ハルタさんなんてお顔が溶けてた。うん、溶けてた。おまえ、私の事、なんだかんだ大好きだったもんな?って、その顔が可笑しくて思わずププって吹き出したもん。
「なまえよ、あのバカ息子を、頼んだぜ。」
「ふふ…オヤジさん、それじゃぁまるで私がエースさんをお婿さんに貰うみたい」
どこからか鐘の音がカラーンカラーンと響く中、オヤジさんがぽつりと言った。
「出来れば…孫の顔、拝んでから…逝きてぇんだがなぁ…、さすがに、それはちと贅沢言いすぎだなぁ。」
「……っ、その時は、絶対に…真っ先にオヤジさんの元に、連れて来るよ。」
「ああ…約束だぜ?」
ぴたり、と歩みを止めたそこには鼻垂らしながらお顔が大洪水なエースさんが居て、ちょっと引いたのは内緒だ。
そして…まさかの、
「ブッフゥ!!!!ちょ、!!サッチさっ!!!だめ、っ笑う!!笑う!!!」
墓前の前で変な司祭みたいな恰好したサッチさんが居て、私の腹筋死んだ。
ひーひー、と笑いをこらえる中、オヤジさんが私の手をそーっとエースさんへと渡す様に差し伸べて、
ぐずぐずに泣いているエースさんは、差し出された私の手を優しく包み込むように手に取った。
「お、おや、おやじぃ…っ、うぐぅ、っ、おで…っ、おでっ…!ぜってぇ、なまえをっ、じあわぜにっずるっ!!!」
「えぇ…いや、エースさん、泣すぎぃっ…っ」
「なまえぢゃぁあぁんっっ、えーずぅぅあぁぁぁっっ」
もうね、ちょーカオスだった。
エースさんも、サッチさんも、めっちゃ泣いてっし。つられて私も泣いちゃったじゃん!
「ほら、おめぇらいいから進めろよい、っ…」
マルコさんの声に、私はエースさんに向き直ってから少し頭を下げる様にすれば、エースさんの手がベールをふわりとめくりあげた。
サッチさんが、もー、ね、もー、何言ってんのかわかんなくて、お兄様たちからもちょーヤジ飛ばされてんの。
かろうじて、聞き取れた「誓いますか?」の声。
私と、エースさんはもう涙まみれの顔をお互いに見合わせて、そして二人、声を揃えて言った。
「「誓いますっ」」、って。
そしたら、うわぁーって、野太い声が湧いて。
エースさんは私を抱き上げて、ちょー幸せ!!!って感じの、キスをした。
ひらりひらり、ふわりふわり、って、真っ白な薔薇の花びらが舞って。
サッチさんが言った通り、すーっごい大きな、そりゃぁもうオヤジさんみたいにおっきな真っ白なクリームたっぷりのケーキをみんなで食べて。

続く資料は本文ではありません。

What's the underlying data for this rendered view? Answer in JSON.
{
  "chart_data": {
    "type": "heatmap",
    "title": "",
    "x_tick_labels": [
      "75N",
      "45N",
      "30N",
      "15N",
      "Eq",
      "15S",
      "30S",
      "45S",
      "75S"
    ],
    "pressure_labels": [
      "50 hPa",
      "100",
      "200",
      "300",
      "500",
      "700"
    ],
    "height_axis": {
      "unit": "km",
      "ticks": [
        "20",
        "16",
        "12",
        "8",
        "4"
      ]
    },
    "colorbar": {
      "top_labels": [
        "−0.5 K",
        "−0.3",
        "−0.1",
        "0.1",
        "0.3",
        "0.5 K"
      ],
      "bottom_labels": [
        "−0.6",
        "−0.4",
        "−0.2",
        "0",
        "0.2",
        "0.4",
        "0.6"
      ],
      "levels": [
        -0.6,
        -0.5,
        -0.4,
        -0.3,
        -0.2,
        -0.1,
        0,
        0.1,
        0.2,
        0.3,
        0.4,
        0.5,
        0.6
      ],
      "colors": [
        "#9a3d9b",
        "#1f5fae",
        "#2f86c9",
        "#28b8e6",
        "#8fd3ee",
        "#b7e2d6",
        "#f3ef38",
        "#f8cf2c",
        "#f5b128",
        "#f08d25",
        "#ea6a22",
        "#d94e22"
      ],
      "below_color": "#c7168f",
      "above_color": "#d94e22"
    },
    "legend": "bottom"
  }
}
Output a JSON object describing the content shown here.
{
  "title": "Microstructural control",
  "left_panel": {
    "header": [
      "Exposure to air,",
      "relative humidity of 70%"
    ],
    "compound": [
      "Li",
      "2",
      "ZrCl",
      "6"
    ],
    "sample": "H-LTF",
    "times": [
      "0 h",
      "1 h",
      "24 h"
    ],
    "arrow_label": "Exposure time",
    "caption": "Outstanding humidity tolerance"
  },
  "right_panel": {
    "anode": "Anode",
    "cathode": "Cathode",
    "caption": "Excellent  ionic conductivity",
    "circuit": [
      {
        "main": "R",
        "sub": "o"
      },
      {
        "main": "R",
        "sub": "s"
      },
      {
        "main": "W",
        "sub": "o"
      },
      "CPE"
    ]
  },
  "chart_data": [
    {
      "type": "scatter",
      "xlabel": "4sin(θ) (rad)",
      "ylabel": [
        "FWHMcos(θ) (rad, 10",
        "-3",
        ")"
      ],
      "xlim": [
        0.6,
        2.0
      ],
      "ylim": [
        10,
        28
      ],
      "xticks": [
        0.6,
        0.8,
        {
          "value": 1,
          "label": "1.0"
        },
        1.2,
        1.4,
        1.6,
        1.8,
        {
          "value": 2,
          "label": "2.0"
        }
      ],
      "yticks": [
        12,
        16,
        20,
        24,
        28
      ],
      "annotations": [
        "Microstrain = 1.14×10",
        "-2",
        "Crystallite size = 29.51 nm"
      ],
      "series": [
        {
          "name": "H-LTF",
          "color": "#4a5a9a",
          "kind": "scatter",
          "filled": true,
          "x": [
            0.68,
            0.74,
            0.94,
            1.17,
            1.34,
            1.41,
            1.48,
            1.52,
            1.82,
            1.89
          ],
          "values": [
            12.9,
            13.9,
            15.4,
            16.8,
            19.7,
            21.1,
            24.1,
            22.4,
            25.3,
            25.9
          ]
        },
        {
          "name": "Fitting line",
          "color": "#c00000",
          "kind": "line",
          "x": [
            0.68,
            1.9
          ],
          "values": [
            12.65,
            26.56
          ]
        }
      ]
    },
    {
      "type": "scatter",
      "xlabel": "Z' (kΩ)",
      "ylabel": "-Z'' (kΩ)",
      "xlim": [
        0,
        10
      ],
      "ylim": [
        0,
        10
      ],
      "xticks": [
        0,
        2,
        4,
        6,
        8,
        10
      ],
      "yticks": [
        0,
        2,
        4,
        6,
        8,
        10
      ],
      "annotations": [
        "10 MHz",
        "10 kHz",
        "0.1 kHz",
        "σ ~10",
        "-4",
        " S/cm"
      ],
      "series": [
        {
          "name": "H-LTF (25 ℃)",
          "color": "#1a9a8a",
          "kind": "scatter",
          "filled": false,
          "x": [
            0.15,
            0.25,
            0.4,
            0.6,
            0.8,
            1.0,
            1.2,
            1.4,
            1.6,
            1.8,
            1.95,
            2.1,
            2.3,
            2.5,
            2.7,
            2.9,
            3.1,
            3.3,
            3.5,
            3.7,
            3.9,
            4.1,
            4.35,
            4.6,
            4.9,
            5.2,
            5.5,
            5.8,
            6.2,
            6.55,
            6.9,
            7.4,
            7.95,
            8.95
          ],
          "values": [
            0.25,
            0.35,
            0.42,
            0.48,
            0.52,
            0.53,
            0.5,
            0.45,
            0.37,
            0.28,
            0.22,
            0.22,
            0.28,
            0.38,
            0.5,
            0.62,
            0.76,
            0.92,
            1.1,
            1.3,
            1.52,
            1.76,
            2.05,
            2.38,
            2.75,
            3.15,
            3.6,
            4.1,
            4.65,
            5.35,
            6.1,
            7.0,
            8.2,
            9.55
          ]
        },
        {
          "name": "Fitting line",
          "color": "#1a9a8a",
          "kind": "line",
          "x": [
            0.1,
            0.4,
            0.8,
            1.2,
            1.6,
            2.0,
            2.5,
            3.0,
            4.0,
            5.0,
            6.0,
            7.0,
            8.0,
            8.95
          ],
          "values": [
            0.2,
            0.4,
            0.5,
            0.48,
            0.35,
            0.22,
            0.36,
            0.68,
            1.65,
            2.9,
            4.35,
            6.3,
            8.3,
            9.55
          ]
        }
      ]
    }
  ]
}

一晩中、顎が痛くなるくらい、皆んなと笑って、泣いて、幸せの時間を過ごした。
そして……
翌日、オヤジさんは……ニコニコとした優しい顔で、沢山の家族に囲まれて……その生涯を、おやすみなさい、……って。
おやすみ、世界
今日もこの島は、優しさに溢れていた。